Monomeric adenosine kinase (AdK), a pivotal salvage enzyme of the purine auxotrophic parasite, Leishmania donovani, tends to aggregate naturally or selectively in presence of ADP, leading to inactivation. A cyclophilin (LdCyP) from the parasite reactivated the enzyme by disaggregating it. We studied the aggregation pathway of AdK with or without ADP. Transmission electron microscopy revealed that ADP-induced aggregates, as opposed to annular or torus-shaped natural aggregates, were mostly amorphous with protofibril-like structures. Interestingly, only the natural aggregates bound thioflavin T with a KD of 3.33 μM, indicating cross β-sheet structure. Dynamic light scattering experiments indicated that monomers formed aggregates either upon prolonged storage or ADP exposure. ADP-aggregates were disaggregated by LdCyP with concomitant reactivation of the enzyme. The activity revived with decrease in the aggregate size. Displacement of ADP from the ADP-aggregated enzyme by LdCyP resulted in reactivation. CD-spectral studies suggested that, like the natural aggregates, ADP induced formation of β-sheet structure in the ADP-aggregates. However, unlike the natural aggregate, it could be reconverted to α-helical conformation upon addition of LdCyP. Based on the results, a regulatory mechanism through interplay of ADP and/or LdCyP interaction with the enzyme is envisaged and a pathway of AdK reactivation by LdCyP-chaperone is proposed.
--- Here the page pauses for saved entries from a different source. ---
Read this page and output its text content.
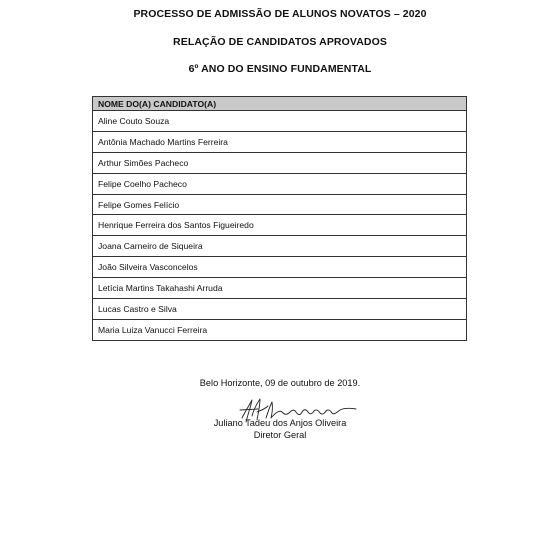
PROCESSO DE ADMISSÃO DE ALUNOS NOVATOS – 2020
RELAÇÃO DE CANDIDATOS APROVADOS
6º ANO DO ENSINO FUNDAMENTAL
NOME DO(A) CANDIDATO(A)
Aline Couto Souza
Antônia Machado Martins Ferreira
Arthur Simões Pacheco
Felipe Coelho Pacheco
Felipe Gomes Felício
Henrique Ferreira dos Santos Figueiredo
Joana Carneiro de Siqueira
João Silveira Vasconcelos
Letícia Martins Takahashi Arruda
Lucas Castro e Silva
Maria Luiza Vanucci Ferreira
Belo Horizonte, 09 de outubro de 2019.
Juliano Tadeu dos Anjos Oliveira
Diretor Geral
Crystallization and preliminary X-ray analysis of cyclophilin from Leishmania donovani

Cyclophilin from the parasite Leishmania donovani is a protein with peptidylprolyl cis-trans isomerase activity, in addition to being a receptor for the drug cyclosporin. Crystals of the enzyme have been obtained in space group P4(3)2(1)2, with unit-cell parameters a = b = 48.73, c = 140.93 A, and diffract to 3.5 A resolution. One molecule per asymmetric unit gives a solvent content and Matthews coefficient of 46% and 2.3 A(3) Da(-1), respectively. Molecular-replacement calculations with human cyclophilin A as the search model give an unambiguous solution in rotation and translation functions.